In typical Fox "News" fashion, the outlet played stupid when reacting to other news outlets' coverage of Florida's Hurricane Ian, flummoxed as to why CNN, MSNBC, ABC, CBS, and NBC used the term "climate change" when reporting on the disaster.
The recent Fox report went so far as to count the number of times "climate change" was mentioned in Ian coverage, shocked that the term came up 311 times in a seven-day period for CNN, 212 times for MSNBC, and less than 100 times for ABC, CBS, and NBC.
"The vast majority of these instances saw hosts, reporters and guests state that climate change was causing oceans to warm, and thus were exacerbating and intensifying major natural disasters, including forest fires and storms such as hurricanes," the mystified Fox reporter said, becoming more addled when MSNBC threw in the term "human-caused."
"In a separate segment, 'Morning Joe' co-host Mika Brzezinski took it a step further and claimed that Hurricane Ian was the result of "human-caused" climate change." Uh, yeah, and …?

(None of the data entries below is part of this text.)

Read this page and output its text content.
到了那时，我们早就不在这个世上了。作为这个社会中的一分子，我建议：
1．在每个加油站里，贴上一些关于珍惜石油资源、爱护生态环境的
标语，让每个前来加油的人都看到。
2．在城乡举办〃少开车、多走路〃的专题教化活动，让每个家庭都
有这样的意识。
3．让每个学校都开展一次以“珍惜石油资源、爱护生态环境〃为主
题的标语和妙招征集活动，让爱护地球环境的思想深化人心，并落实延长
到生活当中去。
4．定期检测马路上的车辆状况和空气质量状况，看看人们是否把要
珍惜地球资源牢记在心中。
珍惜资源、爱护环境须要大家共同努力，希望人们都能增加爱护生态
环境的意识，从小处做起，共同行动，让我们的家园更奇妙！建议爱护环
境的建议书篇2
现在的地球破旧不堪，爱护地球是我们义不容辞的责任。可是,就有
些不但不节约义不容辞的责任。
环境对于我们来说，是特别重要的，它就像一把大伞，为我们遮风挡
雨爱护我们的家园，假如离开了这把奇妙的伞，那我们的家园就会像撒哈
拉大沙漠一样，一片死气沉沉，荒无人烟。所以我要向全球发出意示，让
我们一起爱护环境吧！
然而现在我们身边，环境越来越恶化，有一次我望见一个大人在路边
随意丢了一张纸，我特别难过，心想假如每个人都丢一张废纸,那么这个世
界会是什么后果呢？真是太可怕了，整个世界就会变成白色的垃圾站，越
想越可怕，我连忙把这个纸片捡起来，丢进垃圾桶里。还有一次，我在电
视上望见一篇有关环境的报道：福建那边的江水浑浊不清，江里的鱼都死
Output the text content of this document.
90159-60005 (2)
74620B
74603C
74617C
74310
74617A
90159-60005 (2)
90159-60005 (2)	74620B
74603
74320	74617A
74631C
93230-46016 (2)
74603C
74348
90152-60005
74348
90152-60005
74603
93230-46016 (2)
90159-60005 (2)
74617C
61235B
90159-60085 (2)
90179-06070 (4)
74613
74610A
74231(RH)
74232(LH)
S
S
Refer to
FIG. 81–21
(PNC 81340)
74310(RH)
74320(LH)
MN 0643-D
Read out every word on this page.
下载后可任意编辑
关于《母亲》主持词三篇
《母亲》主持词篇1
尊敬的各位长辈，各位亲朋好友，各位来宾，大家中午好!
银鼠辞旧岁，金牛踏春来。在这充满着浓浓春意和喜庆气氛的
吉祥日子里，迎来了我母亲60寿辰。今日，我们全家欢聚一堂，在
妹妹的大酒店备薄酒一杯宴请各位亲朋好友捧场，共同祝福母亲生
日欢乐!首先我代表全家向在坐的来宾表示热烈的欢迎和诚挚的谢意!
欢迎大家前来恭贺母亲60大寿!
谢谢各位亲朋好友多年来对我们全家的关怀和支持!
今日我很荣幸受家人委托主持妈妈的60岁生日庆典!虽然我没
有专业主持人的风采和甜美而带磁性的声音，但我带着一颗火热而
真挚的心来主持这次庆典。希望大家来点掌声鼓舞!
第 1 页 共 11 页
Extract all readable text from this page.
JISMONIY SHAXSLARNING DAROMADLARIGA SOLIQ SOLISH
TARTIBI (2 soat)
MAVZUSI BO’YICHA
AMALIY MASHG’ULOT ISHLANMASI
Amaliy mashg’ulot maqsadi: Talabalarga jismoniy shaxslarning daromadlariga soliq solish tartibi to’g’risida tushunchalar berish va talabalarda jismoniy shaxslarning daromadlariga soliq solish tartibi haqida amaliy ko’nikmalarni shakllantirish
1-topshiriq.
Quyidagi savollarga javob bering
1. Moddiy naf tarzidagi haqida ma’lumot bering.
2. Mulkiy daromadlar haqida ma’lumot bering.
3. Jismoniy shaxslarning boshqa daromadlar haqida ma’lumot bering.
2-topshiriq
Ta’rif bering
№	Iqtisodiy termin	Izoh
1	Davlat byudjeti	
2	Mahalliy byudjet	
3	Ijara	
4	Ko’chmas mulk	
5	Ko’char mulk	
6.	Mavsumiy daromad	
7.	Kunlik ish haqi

The reporter's complete (feigned) ignorance as to why the words "climate change" — which 97% of actively publishing scientists agree is happening and that it's human-caused, according to NASA — would be mentioned in news coverage of weather-related disasters might have made sense in the year 2000 (although scientists have been talking about human-caused global warming for more than 100 years).
But when reporting on weather-related disasters today, not mentioning climate change — which a growing number of Republicans are beginning to take seriously — would be like omitting the words "wind" and "storm" when covering a hurricane. And attacking those who do include climate change as part of the conversation is idiocracy at its finest. This is 2022 — deal with it.